The city contributes 2,500 kunas ($420) a month – about half the average salary – towards the pay of any university graduate hired for a one-year trial period by a local business.
This initiative has had some impact, especially for recent graduates, who would usually hope for at most a seasonal tourist job. So far the city has signed 70 contracts with companies.
“One of my friends has the same degree as me but is working in a souvenir shop,” says Blanka Bradvica, who graduated in marketing from the university in Dubrovnik and now works at Dubrovnik Sati, a travel agency.
“Were it not for the payroll programme, we would never have hired her, but we’re now going to keep her on after the subsidy expires,” says Mare Batinic, director of the agency.
The programme also helped Anja Markovic, head of Drvo Mladih Bonsai, a non-governmental organisation aimed at encouraging volunteering, by allowing her to hire her first employee.
“Without this programme, it would be really hard to find year-round work,” says Meri Klaic, the new worker recently hired by Markovic, sitting in a café just outside Dubrovnik’s city walls.
The city is also setting up an incubator for new businesses, offering 12 companies (with 27 employees between them) free office space and other help.
The programmes are still at a very early stage – many of them are a year old or less – and Vlahusic has only the haziest grasp of their impact on student results, graduation rates or even his ultimate goal of keeping Dubrovnik’s population stable.

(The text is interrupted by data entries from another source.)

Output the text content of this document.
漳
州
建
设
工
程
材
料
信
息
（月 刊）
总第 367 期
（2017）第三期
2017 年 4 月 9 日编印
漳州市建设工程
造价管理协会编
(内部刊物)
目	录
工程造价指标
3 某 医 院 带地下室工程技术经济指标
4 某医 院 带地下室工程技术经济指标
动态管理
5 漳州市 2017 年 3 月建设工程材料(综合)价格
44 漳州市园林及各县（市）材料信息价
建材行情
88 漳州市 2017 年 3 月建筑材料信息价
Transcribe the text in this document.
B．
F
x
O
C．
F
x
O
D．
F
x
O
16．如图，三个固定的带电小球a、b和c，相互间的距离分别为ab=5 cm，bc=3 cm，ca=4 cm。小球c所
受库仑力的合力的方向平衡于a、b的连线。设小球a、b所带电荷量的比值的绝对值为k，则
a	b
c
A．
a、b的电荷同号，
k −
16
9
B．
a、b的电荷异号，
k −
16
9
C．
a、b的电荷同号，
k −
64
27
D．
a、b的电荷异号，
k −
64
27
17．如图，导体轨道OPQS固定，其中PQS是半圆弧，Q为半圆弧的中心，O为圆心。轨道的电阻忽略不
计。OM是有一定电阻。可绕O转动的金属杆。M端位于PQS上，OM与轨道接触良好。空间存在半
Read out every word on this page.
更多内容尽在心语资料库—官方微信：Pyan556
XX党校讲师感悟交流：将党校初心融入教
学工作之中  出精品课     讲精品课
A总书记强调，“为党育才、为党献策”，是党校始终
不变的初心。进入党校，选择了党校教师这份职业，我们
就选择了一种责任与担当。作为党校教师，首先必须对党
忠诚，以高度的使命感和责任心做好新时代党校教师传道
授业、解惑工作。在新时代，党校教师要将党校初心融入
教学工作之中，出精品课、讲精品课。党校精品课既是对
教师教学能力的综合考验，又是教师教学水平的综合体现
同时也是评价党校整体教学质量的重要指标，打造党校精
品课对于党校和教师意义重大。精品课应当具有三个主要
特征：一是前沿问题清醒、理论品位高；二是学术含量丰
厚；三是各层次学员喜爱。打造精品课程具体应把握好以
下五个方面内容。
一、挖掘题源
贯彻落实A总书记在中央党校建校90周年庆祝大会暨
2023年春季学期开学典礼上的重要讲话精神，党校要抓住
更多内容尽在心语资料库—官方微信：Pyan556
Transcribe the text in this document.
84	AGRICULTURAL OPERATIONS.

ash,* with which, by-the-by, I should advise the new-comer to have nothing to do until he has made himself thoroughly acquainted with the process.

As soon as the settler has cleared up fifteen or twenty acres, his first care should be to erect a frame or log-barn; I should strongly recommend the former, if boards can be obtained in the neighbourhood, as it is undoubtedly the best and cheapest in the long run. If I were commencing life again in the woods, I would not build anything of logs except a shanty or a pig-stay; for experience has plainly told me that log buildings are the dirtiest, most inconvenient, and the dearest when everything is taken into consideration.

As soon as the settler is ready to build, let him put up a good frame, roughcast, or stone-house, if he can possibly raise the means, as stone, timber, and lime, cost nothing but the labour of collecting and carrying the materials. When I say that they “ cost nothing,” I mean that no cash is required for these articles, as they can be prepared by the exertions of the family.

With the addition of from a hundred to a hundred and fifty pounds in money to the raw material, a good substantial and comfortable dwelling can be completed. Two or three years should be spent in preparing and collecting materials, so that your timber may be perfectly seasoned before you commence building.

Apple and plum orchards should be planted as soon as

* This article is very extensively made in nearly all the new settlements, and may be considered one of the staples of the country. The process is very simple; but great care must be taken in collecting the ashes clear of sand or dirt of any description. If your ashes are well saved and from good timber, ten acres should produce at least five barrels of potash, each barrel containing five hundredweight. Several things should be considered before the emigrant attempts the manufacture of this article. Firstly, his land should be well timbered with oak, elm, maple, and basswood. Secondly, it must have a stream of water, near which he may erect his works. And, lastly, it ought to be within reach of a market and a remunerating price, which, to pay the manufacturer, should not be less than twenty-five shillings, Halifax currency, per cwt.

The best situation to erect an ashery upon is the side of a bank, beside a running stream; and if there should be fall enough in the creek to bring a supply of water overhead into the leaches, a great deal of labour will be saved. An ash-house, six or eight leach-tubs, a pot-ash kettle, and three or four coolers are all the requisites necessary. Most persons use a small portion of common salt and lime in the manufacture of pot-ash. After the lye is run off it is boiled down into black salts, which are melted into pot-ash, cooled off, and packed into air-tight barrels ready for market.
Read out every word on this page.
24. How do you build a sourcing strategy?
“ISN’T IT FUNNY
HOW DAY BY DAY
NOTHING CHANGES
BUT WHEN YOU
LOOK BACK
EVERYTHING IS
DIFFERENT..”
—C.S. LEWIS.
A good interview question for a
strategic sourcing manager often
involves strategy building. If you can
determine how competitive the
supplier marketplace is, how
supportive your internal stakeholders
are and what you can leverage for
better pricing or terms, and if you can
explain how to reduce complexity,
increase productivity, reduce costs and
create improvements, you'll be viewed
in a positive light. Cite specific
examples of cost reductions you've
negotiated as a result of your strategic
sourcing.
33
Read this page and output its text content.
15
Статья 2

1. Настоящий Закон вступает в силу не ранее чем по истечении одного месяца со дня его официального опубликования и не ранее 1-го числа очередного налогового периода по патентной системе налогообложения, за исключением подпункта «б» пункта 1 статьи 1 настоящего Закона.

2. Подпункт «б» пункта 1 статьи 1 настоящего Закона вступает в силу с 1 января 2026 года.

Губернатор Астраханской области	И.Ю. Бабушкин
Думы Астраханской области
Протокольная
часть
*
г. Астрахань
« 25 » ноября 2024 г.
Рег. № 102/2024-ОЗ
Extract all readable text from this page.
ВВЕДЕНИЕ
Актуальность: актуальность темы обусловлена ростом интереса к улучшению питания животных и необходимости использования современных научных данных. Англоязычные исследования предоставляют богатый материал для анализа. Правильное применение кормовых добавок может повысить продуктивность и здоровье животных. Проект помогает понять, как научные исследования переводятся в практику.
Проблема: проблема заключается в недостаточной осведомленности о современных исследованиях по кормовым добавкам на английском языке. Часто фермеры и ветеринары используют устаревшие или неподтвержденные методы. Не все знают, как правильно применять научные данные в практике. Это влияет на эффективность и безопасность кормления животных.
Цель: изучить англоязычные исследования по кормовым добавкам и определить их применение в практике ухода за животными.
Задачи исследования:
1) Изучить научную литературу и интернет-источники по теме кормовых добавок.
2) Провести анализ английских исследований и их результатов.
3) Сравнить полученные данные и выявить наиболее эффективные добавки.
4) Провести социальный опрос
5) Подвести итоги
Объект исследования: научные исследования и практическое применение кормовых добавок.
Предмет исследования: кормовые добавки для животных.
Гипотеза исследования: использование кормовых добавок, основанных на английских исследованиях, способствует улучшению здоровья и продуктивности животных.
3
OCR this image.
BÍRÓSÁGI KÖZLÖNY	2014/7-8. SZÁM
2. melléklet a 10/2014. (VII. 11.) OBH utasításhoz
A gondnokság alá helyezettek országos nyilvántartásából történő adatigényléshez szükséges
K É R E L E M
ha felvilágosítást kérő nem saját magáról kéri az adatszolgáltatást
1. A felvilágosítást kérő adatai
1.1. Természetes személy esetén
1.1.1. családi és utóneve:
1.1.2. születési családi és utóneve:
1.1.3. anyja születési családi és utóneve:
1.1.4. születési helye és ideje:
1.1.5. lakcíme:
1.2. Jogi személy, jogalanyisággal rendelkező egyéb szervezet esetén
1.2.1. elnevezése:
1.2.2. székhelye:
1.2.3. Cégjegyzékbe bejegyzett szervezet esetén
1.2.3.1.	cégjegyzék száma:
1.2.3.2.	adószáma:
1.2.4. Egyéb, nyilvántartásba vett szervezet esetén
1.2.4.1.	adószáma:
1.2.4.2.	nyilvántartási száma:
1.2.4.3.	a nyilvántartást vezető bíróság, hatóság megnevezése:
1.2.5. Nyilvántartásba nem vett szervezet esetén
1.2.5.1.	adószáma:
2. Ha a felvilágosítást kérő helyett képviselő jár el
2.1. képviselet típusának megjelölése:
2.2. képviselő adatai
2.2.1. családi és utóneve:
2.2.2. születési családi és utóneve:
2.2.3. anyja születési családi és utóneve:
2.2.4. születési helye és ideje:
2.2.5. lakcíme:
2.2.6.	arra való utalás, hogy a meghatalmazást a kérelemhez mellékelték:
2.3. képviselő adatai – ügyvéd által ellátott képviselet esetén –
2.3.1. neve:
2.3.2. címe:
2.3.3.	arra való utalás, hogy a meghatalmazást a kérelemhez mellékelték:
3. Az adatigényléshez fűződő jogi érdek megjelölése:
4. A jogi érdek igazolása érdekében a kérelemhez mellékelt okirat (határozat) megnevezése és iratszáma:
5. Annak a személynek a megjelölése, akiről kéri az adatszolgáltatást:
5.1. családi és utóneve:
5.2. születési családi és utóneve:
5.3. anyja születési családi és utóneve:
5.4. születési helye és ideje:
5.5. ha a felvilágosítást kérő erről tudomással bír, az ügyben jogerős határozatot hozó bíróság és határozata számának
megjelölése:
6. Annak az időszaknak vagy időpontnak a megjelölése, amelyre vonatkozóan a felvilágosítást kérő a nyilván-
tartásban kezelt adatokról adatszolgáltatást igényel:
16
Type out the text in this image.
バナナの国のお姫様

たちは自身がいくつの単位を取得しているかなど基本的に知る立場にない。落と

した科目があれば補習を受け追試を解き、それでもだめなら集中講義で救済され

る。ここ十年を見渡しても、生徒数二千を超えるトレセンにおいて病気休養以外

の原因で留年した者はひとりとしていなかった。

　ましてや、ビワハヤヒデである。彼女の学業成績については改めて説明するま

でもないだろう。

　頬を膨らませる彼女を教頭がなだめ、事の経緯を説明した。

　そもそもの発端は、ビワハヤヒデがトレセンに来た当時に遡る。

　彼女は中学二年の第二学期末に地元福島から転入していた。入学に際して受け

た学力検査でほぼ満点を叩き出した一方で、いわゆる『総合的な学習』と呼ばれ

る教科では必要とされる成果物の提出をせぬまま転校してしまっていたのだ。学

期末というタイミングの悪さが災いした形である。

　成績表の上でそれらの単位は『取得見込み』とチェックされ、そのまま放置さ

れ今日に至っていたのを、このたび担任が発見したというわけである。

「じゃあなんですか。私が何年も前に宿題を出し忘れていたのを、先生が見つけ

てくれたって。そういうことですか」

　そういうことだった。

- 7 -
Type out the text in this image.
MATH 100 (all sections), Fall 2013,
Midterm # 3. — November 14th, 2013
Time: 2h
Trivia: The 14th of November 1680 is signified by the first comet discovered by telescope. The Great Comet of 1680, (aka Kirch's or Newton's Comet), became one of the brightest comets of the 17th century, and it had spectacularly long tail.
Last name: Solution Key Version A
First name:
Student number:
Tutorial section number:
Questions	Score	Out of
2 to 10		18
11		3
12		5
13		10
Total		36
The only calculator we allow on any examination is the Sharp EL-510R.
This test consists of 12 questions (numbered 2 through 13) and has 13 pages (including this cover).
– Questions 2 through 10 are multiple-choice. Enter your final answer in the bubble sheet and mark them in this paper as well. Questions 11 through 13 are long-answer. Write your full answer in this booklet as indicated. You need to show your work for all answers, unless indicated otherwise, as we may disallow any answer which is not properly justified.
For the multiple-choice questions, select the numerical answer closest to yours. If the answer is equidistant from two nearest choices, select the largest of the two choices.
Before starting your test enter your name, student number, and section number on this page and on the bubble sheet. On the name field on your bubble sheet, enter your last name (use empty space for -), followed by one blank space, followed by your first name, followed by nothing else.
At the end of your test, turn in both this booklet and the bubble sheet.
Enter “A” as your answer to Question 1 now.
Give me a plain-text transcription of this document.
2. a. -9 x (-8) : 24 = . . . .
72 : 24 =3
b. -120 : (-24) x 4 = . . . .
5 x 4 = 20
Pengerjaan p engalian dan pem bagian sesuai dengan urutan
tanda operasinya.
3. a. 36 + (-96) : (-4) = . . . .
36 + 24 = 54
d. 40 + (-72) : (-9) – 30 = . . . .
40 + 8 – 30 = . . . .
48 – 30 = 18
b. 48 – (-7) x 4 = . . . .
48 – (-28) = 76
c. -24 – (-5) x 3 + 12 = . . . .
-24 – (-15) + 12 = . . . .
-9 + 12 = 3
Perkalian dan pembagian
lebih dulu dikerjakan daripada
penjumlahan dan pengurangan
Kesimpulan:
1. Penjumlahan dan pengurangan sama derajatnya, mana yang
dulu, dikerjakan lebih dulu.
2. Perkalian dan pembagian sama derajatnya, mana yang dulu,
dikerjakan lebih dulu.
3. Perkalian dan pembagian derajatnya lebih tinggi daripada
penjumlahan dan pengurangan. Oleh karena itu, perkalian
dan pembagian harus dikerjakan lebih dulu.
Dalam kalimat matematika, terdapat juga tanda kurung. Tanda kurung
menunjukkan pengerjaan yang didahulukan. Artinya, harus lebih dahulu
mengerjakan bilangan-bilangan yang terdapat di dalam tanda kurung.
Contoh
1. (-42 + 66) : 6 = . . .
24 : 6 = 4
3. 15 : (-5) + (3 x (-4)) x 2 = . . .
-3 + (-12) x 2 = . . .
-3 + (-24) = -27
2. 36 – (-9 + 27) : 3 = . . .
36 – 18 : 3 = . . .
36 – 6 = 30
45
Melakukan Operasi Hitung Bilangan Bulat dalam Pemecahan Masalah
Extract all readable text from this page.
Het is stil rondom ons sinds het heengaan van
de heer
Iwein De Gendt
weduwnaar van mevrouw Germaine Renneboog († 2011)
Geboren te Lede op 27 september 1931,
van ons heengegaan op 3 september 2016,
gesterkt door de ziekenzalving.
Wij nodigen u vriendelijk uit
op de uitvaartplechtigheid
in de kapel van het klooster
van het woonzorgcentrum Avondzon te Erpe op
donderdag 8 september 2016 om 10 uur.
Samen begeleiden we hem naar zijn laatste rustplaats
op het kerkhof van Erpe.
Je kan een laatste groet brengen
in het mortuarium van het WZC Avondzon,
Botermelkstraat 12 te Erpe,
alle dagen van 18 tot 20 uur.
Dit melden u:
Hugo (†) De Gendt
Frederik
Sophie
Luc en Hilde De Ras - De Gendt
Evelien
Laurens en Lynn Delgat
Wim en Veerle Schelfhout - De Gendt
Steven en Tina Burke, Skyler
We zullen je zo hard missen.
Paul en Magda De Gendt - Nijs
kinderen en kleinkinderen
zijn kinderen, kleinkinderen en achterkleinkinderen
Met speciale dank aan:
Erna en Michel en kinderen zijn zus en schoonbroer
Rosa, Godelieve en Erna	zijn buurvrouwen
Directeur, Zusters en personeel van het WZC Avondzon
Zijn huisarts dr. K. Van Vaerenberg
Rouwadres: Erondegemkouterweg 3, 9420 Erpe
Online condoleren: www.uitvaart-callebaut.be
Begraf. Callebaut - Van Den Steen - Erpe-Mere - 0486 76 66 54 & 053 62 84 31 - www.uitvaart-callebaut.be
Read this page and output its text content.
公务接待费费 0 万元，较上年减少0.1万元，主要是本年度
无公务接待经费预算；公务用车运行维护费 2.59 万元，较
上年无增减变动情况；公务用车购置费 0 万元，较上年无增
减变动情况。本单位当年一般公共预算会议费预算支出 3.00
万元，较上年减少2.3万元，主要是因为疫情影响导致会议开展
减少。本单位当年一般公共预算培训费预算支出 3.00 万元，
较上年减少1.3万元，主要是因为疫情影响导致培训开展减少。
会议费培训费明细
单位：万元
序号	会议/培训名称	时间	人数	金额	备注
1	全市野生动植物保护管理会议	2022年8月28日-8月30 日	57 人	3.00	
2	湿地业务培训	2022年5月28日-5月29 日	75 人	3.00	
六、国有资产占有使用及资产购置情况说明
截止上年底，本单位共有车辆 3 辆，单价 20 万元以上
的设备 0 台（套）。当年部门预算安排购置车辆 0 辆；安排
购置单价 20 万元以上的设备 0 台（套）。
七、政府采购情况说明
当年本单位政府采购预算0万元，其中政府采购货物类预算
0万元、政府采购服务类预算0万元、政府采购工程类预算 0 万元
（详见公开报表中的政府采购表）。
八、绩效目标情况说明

“Dubrovnik should mean intellectual power – it shouldn’t just be a place to come for millions of visiting cruise-ship passengers,” he says.
Whether that goal is realistic is debatable. Dubrovnik’s main economic engine is tourism, with government work second. There is almost no investment outside the tourist industry, and even some projects in that sector are running into trouble – as seen by the six years of delays for a $1.1bn golf course and luxury housing project in the hills overlooking the city and a nearby villa development.
The projects have run into thickets of red tape for trying to build in areas that may be visible from the old town (the same areas that the Serb artillery used in the early 1990s to bombard the city).
“It has been a very unpleasant surprise to have to wait six years, but we are hopeful we will eventually get permission,” says Ivan Kusalic, head of Razvoj Golf, the golf course developer.
Improving access to education is just one of the factors that could make people stay in Dubrovnik. Those locals who do not own their own houses also face the prospect of seasonal eviction, as landlords kick out Croats and revamp flats to rent to better-paying foreigners during the summer tourist season.
But for many locals, even if working abroad were easier, the attractions of living within sight of the deep blue Adriatic and the shimmering white walls of the old town make them want to stay.
“I know that Croatia is joining the EU next year,” says Klaic. “But I have no interest in ever leaving.”